6. Another massive savings is most robots, most of the time, are going to be doing rote tasks that require minimal compute. One robot mines straight down a tunnel. Another picks up a rock, puts it into a cart, picks up a rock, puts it into a cart, … Another waits and waits and waits for the ore train to arrive. Another waits for an ingot to reach it, then puts it in the CNC machine, and waits for the next.
And so on. Industry has lots of very low brainpower tasks and a lot of waiting.
Humans run their brains this whole time for no purpose. We could simply use clusters of shared inference hardware, and not run any jobs for robots but a small local model that can do repetitive tasks and wait. Only when something outside the input distribution of the small local model causes jobs to run that actually use humanlike intelligence.

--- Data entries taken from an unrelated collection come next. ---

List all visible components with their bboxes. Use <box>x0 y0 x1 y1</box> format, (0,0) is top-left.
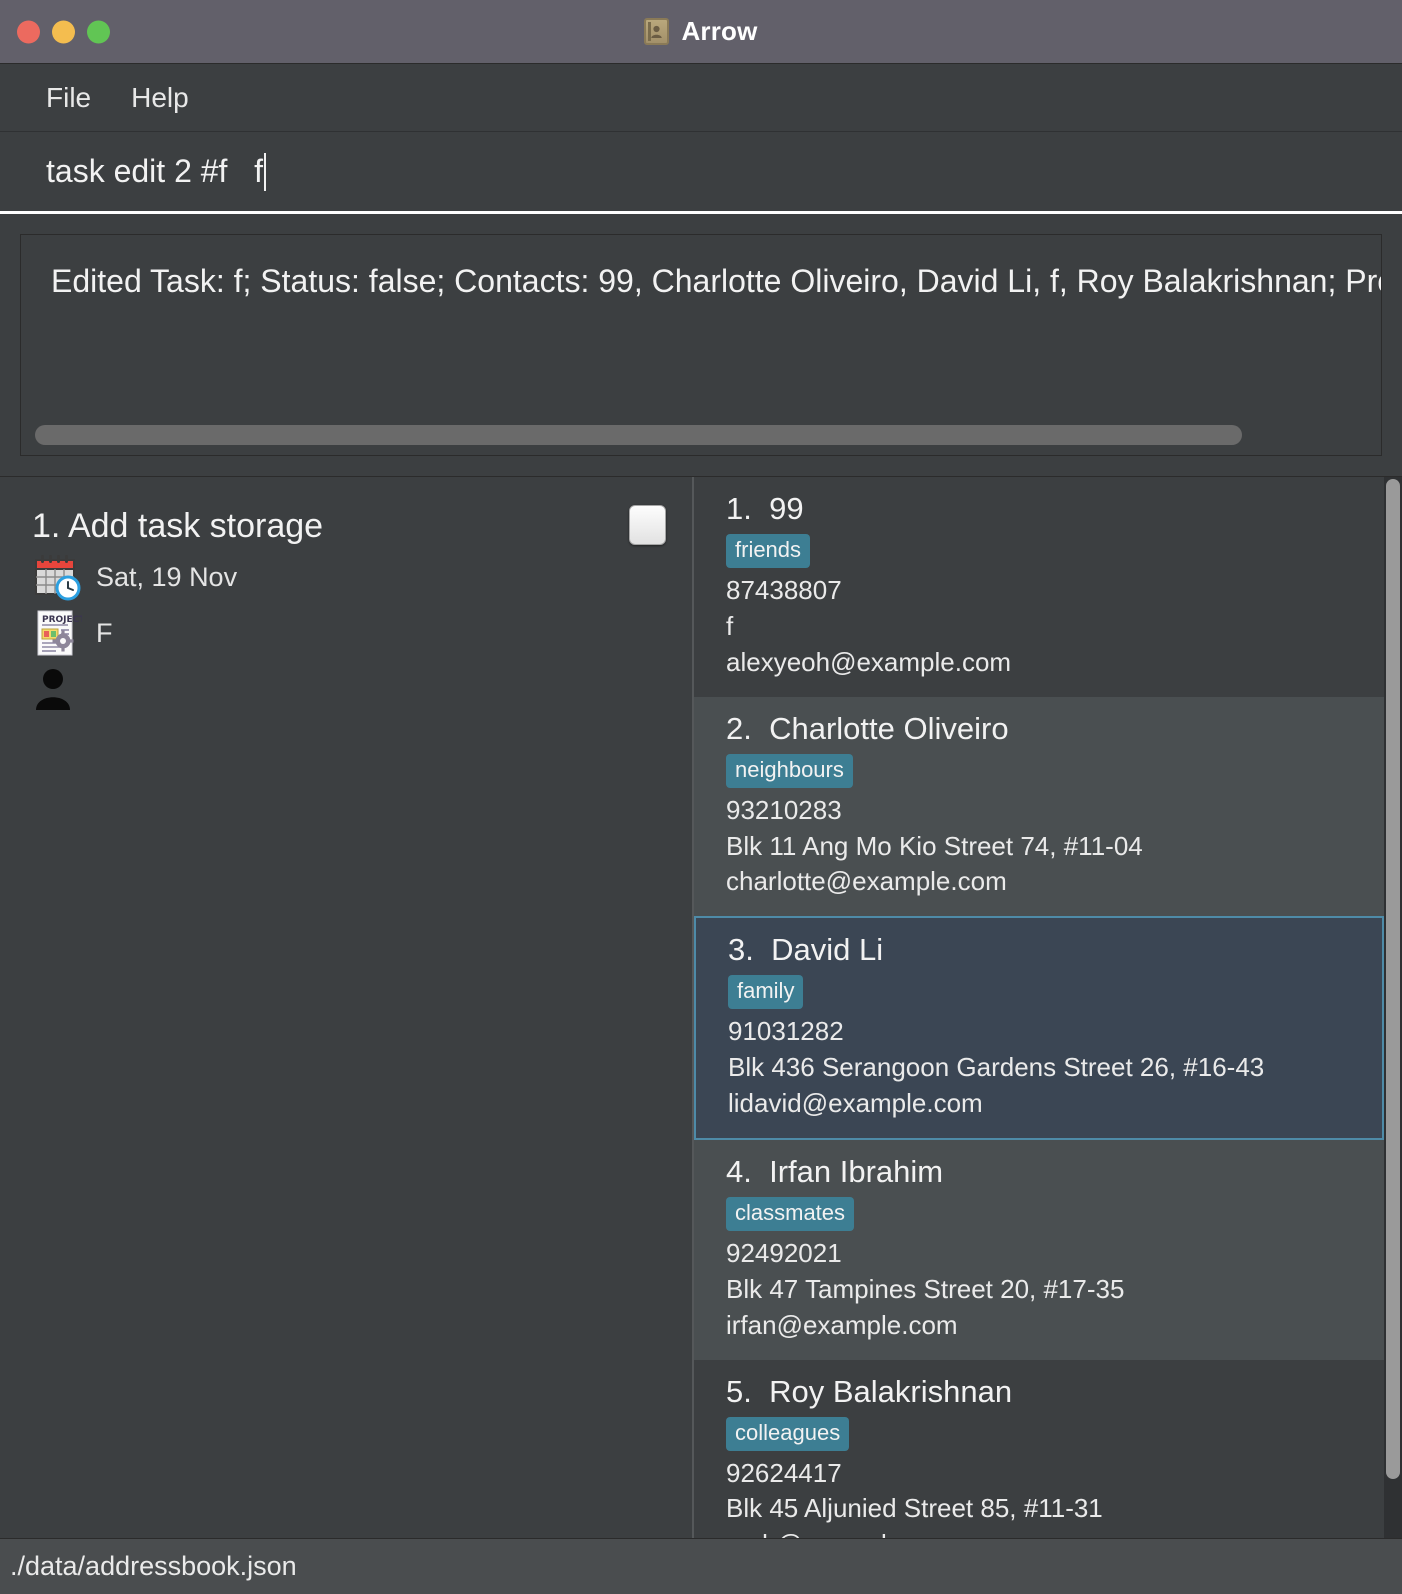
contact-name-text: David Li <box>771 932 884 968</box>
contact-name-text: Charlotte Oliveiro <box>769 710 1009 746</box>
contact-email: charlotte@example.com <box>726 866 1007 897</box>
result-horizontal-scrollbar[interactable] <box>35 425 1242 445</box>
contact-tag: friends <box>726 534 811 568</box>
task-index: 1. <box>32 507 61 545</box>
task-person-row <box>32 664 666 714</box>
task-title-text: Add task storage <box>67 507 324 545</box>
contact-name: 4. Irfan Ibrahim <box>726 1154 1384 1190</box>
menu-item-help[interactable]: Help <box>117 76 203 120</box>
contact-index: 3. <box>728 932 754 968</box>
main-content: 1. Add task storage Sat, 19 Nov PROJECT … <box>0 476 1402 1538</box>
contact-name: 5. Roy Balakrishnan <box>726 1374 1384 1410</box>
contact-index: 2. <box>726 710 752 746</box>
status-bar-path: ./data/addressbook.json <box>10 1551 297 1581</box>
application-window: Arrow File Help task edit 2 #f f Edited … <box>0 0 1402 1594</box>
contact-tag: classmates <box>726 1196 855 1231</box>
contact-card[interactable]: 4. Irfan Ibrahim classmates 92492021 Blk… <box>694 1139 1384 1360</box>
contact-tag: colleagues <box>726 1416 850 1451</box>
task-title: 1. Add task storage <box>32 507 666 546</box>
contact-phone: 87438807 <box>726 575 842 605</box>
title-bar: Arrow <box>0 0 1402 64</box>
contact-name-text: Roy Balakrishnan <box>769 1373 1013 1409</box>
contact-index: 4. <box>726 1153 752 1189</box>
command-input[interactable]: task edit 2 #f f <box>46 153 263 190</box>
contact-address: Blk 45 Aljunied Street 85, #11-31 <box>726 1493 1103 1524</box>
project-document-icon: PROJECT <box>32 608 86 658</box>
contact-phone: 93210283 <box>726 794 842 825</box>
text-caret <box>264 152 266 191</box>
maximize-button[interactable] <box>87 20 110 43</box>
task-date-row: Sat, 19 Nov <box>32 552 666 602</box>
contact-name-text: 99 <box>769 491 804 526</box>
contact-index: 1. <box>726 491 752 526</box>
contact-tag: neighbours <box>726 753 853 788</box>
task-date-text: Sat, 19 Nov <box>96 561 238 592</box>
contact-list-panel: 1. 99 friends 87438807 f alexyeoh@exampl… <box>694 477 1402 1538</box>
contact-name: 1. 99 <box>726 491 1384 527</box>
window-controls <box>17 20 110 43</box>
contact-email: irfan@example.com <box>726 1309 958 1340</box>
task-project-text: F <box>96 617 113 648</box>
contact-phone: 92624417 <box>726 1457 842 1488</box>
menu-bar: File Help <box>0 64 1402 132</box>
contact-name: 3. David Li <box>728 932 1382 968</box>
contact-address: Blk 47 Tampines Street 20, #17-35 <box>726 1273 1125 1304</box>
calendar-clock-icon <box>32 552 82 602</box>
task-card[interactable]: 1. Add task storage Sat, 19 Nov PROJECT … <box>0 499 692 724</box>
contact-address: Blk 436 Serangoon Gardens Street 26, #16… <box>728 1052 1265 1083</box>
minimize-button[interactable] <box>52 20 75 43</box>
task-done-checkbox[interactable] <box>629 505 666 545</box>
address-book-icon <box>644 18 670 45</box>
contact-tag: family <box>728 975 804 1010</box>
command-input-container[interactable]: task edit 2 #f f <box>0 132 1402 214</box>
contact-vertical-scrollbar[interactable] <box>1386 479 1400 1479</box>
result-display-text: Edited Task: f; Status: false; Contacts:… <box>51 263 1382 299</box>
contact-address: f <box>726 610 734 641</box>
contact-card[interactable]: 5. Roy Balakrishnan colleagues 92624417 … <box>694 1359 1384 1538</box>
menu-item-file[interactable]: File <box>32 76 105 120</box>
result-display-panel: Edited Task: f; Status: false; Contacts:… <box>20 234 1382 456</box>
contact-name-text: Irfan Ibrahim <box>769 1153 944 1189</box>
contact-card-selected[interactable]: 3. David Li family 91031282 Blk 436 Sera… <box>694 916 1384 1140</box>
contact-index: 5. <box>726 1373 752 1409</box>
contact-list[interactable]: 1. 99 friends 87438807 f alexyeoh@exampl… <box>694 477 1384 1538</box>
close-button[interactable] <box>17 20 40 43</box>
contact-name: 2. Charlotte Oliveiro <box>726 711 1384 747</box>
contact-scrollbar-track[interactable] <box>1384 477 1402 1538</box>
task-list-panel: 1. Add task storage Sat, 19 Nov PROJECT … <box>0 477 694 1538</box>
task-project-row: PROJECT F <box>32 608 666 658</box>
status-bar: ./data/addressbook.json <box>0 1538 1402 1594</box>
window-title: Arrow <box>681 16 758 46</box>
contact-address: Blk 11 Ang Mo Kio Street 74, #11-04 <box>726 830 1143 861</box>
contact-phone: 92492021 <box>726 1237 842 1268</box>
person-icon <box>32 664 82 714</box>
contact-email: royb@example.com <box>726 1527 1384 1538</box>
svg-text:PROJECT: PROJECT <box>42 615 82 625</box>
window-title-group: Arrow <box>644 16 757 47</box>
contact-card[interactable]: 1. 99 friends 87438807 f alexyeoh@exampl… <box>694 477 1384 697</box>
contact-phone: 91031282 <box>728 1016 844 1047</box>
contact-email: alexyeoh@example.com <box>726 646 1012 677</box>
contact-card[interactable]: 2. Charlotte Oliveiro neighbours 9321028… <box>694 696 1384 917</box>
contact-email: lidavid@example.com <box>728 1088 983 1118</box>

7. The human brain cannot simply write itself a software solver for problems it finds difficult. GPT-4, were it extended very slightly, could author itself a solver in Python for every math question it has trouble with, every “letters in this sentence” problem it gets wrong, and so on. It would use a pool of candidate solvers for each question and gradually upvote the best ones until it has reliable and robust python scripts that solve any of Gary Marcus style “gotcha” questions.
That would be like a human realizing math is annoying in the 3rd grade, writing a general program that uses mathematica and other general tools to solve all math below a certain difficulty, and then testing out of all future math courses.

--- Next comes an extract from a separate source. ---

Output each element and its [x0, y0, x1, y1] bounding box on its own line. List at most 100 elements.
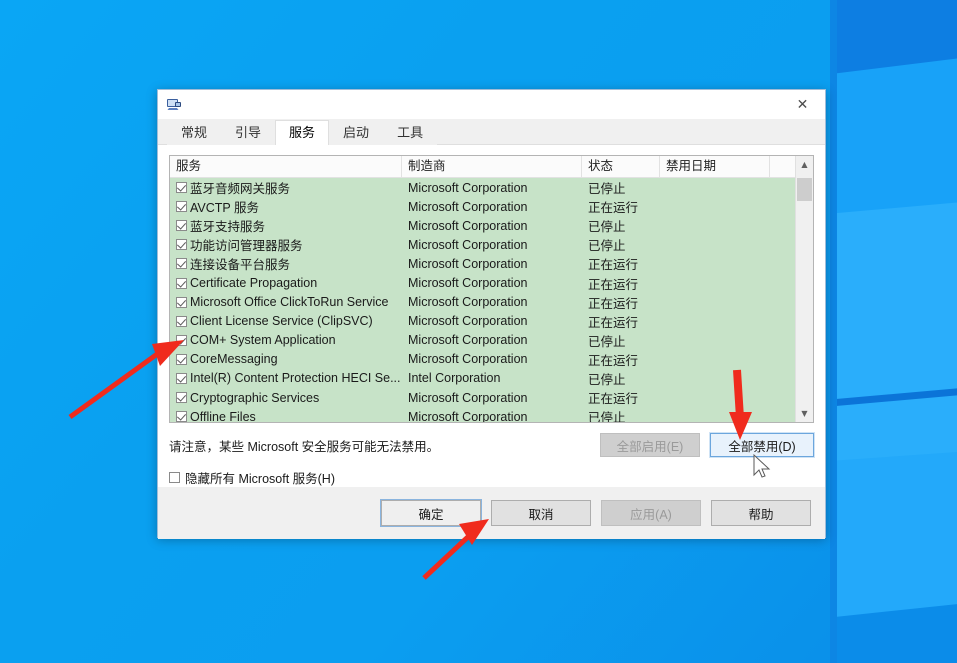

Or a human realizing that history is difficult to memorize, so they write a python script that maintains a database searchable by text vector embeddings of all historical facts. They can immediately then just memorize the textbooks and test out.
These software solvers are stupid cheap, using billions of times less compute than AI accelerators do.
8. The scaling was also way off. OpenAI 10xed their funding since this was written, and there appears to be a real possibility that they will get 100 billion before 2030 to train AGI. Multiple other labs and parties are in the 1-10 billion range, including several Chinese companies.